We release a light-weighted user-friendly Bayesian optimization tool for tuning hyper-parameters based on Gaussian profess. The code is modified based on https://github.com/fmfn/BayesianOptimization and released on https://github.com/ustcnewly/simple_Bayesian_optimization, in which README shows the dependency and usage of the tool.
bo = BayesianOptimization(func, param_bound_dict): ‘func’ is a function with parameters as input and performance as output, ‘param_dict’ is a dictionary containing the upper/lower bound of each parameter.
bo.explore(param_value_dict, eager=True): ‘param_value_dict’ is a dictionary containing multiple parameter values. This function does no calculate the performance corresponding to the parameter values, does not add items into bo.X and bo.Y, only add new parameters. Do not forget to set eager as True to make the added parameters take effect.
bo.initialize(param_value_target_dict): compared with ‘param_value_dict’, ‘param_value_target_dict’ additionally contains the performance corresponding to the parameter values. This function does not add items into bo.X and bo.Y.

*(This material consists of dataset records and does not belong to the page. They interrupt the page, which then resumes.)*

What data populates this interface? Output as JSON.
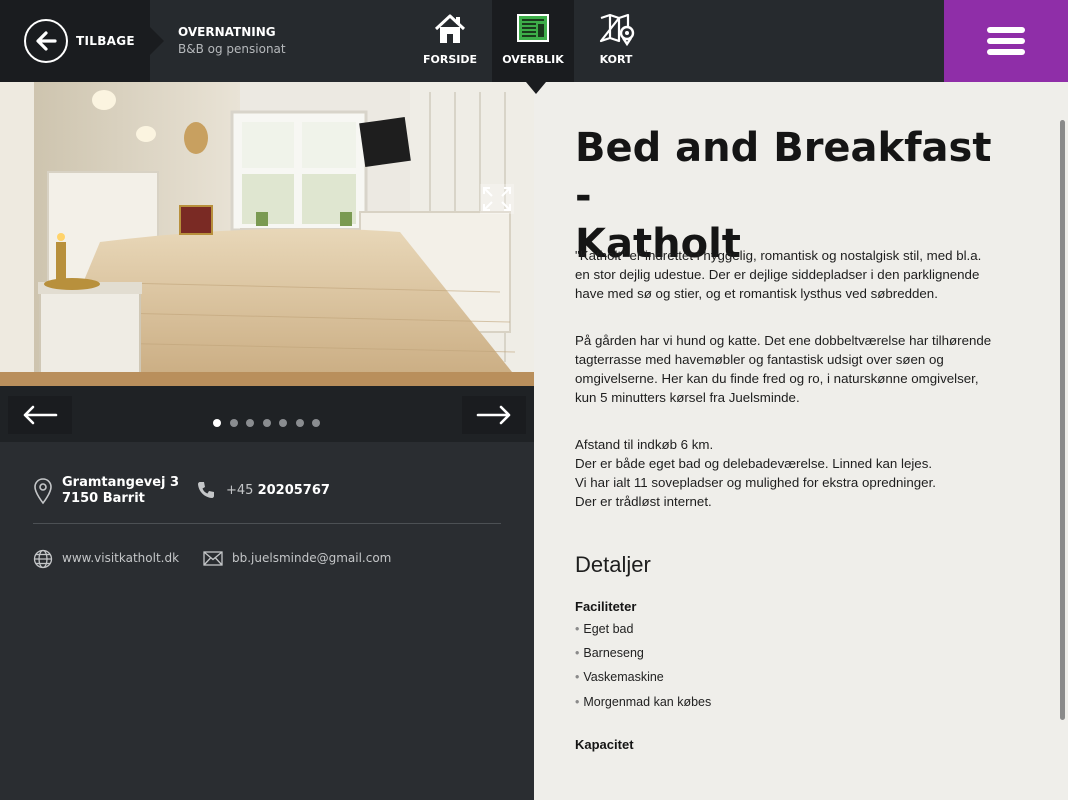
{
  "header": {
    "back_label": "TILBAGE",
    "crumb_title": "OVERNATNING",
    "crumb_subtitle": "B&B og pensionat",
    "tabs": [
      {
        "label": "FORSIDE",
        "icon": "home-icon"
      },
      {
        "label": "OVERBLIK",
        "icon": "overview-icon",
        "active": true
      },
      {
        "label": "KORT",
        "icon": "map-icon"
      }
    ],
    "menu_icon": "hamburger-menu-icon",
    "accent_color": "#8f2ea8"
  },
  "gallery": {
    "total_slides": 7,
    "active_slide": 1
  },
  "contact": {
    "address_line1": "Gramtangevej 3",
    "address_line2": "7150 Barrit",
    "phone_prefix": "+45",
    "phone_number": "20205767",
    "website": "www.visitkatholt.dk",
    "email": "bb.juelsminde@gmail.com"
  },
  "detail": {
    "title_line1": "Bed and Breakfast -",
    "title_line2": "Katholt",
    "para1": [
      "\"Katholt\" er indrettet i hyggelig, romantisk og nostalgisk stil, med bl.a.",
      "en stor dejlig udestue. Der er dejlige siddepladser i den parklignende",
      "have med sø og stier, og et romantisk lysthus ved søbredden."
    ],
    "para2": [
      "På gården har vi hund og katte. Det ene dobbeltværelse har tilhørende",
      "tagterrasse med havemøbler og fantastisk udsigt over søen og",
      "omgivelserne. Her kan du finde fred og ro, i naturskønne omgivelser,",
      "kun 5 minutters kørsel fra Juelsminde."
    ],
    "para3": [
      "Afstand til indkøb 6 km.",
      "Der er både eget bad og delebadeværelse. Linned kan lejes.",
      "Vi har ialt 11 sovepladser og mulighed for ekstra opredninger.",
      "Der er trådløst internet."
    ],
    "details_heading": "Detaljer",
    "facilities_heading": "Faciliteter",
    "facilities": [
      "Eget bad",
      "Barneseng",
      "Vaskemaskine",
      "Morgenmad kan købes"
    ],
    "capacity_heading": "Kapacitet"
  }
}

bo.maximize(init_points=5, n_iter=15, **kwargs): ‘init_points’ is to include extra points for fitting. ‘n_iter’ indicates the iterative process of inferring the next point and add it for fitting. All the init points and inferred points will be added into bo.X and bo.Y. The model is fitted on bo.X and bo.Y.
The algorithm requires at least two initial points. When setting ‘init_points=0’, we can use ‘bo.explore’ and ‘bo.initialization’ for initialization.
For inference, acq=’ucb’ (upper confidence bound), ‘ei’ (expected improvement) or ‘poi’ (probability of improvement). ‘poi’ and ‘ucb’ work better empirically. There is a trade-off beteween exploitation and exploration. When acq=’ucb’, smaller kappa prefers exploitation while larger kappa prefers exploration. When acq=’poi’, similarly, smaller xi prefers exploitation while larger xi prefers exploration. kappa and xi can be set within [10^-3, 10^-2, …, 10^3].
For the Gaussian process model itself, it contains parameters like ‘kernel’ and ‘alpha’. Refer to scikit-learn for the details. When warnings occur in ‘gpr.py’, you can try using larger alpha, i.e., 10^-3.
bo.gp.fit(bo.X, bo.Y): use Gaussian process regression to fit bo.X and bo.Y.
mu, sigma = bo.gp.predict(x, return_std=True): use the learnt model to predict x, output mean and variance.
utility = bo.util.utility(test_params, bo.gp): return the utility of test parameters, based on which the next point is recommended.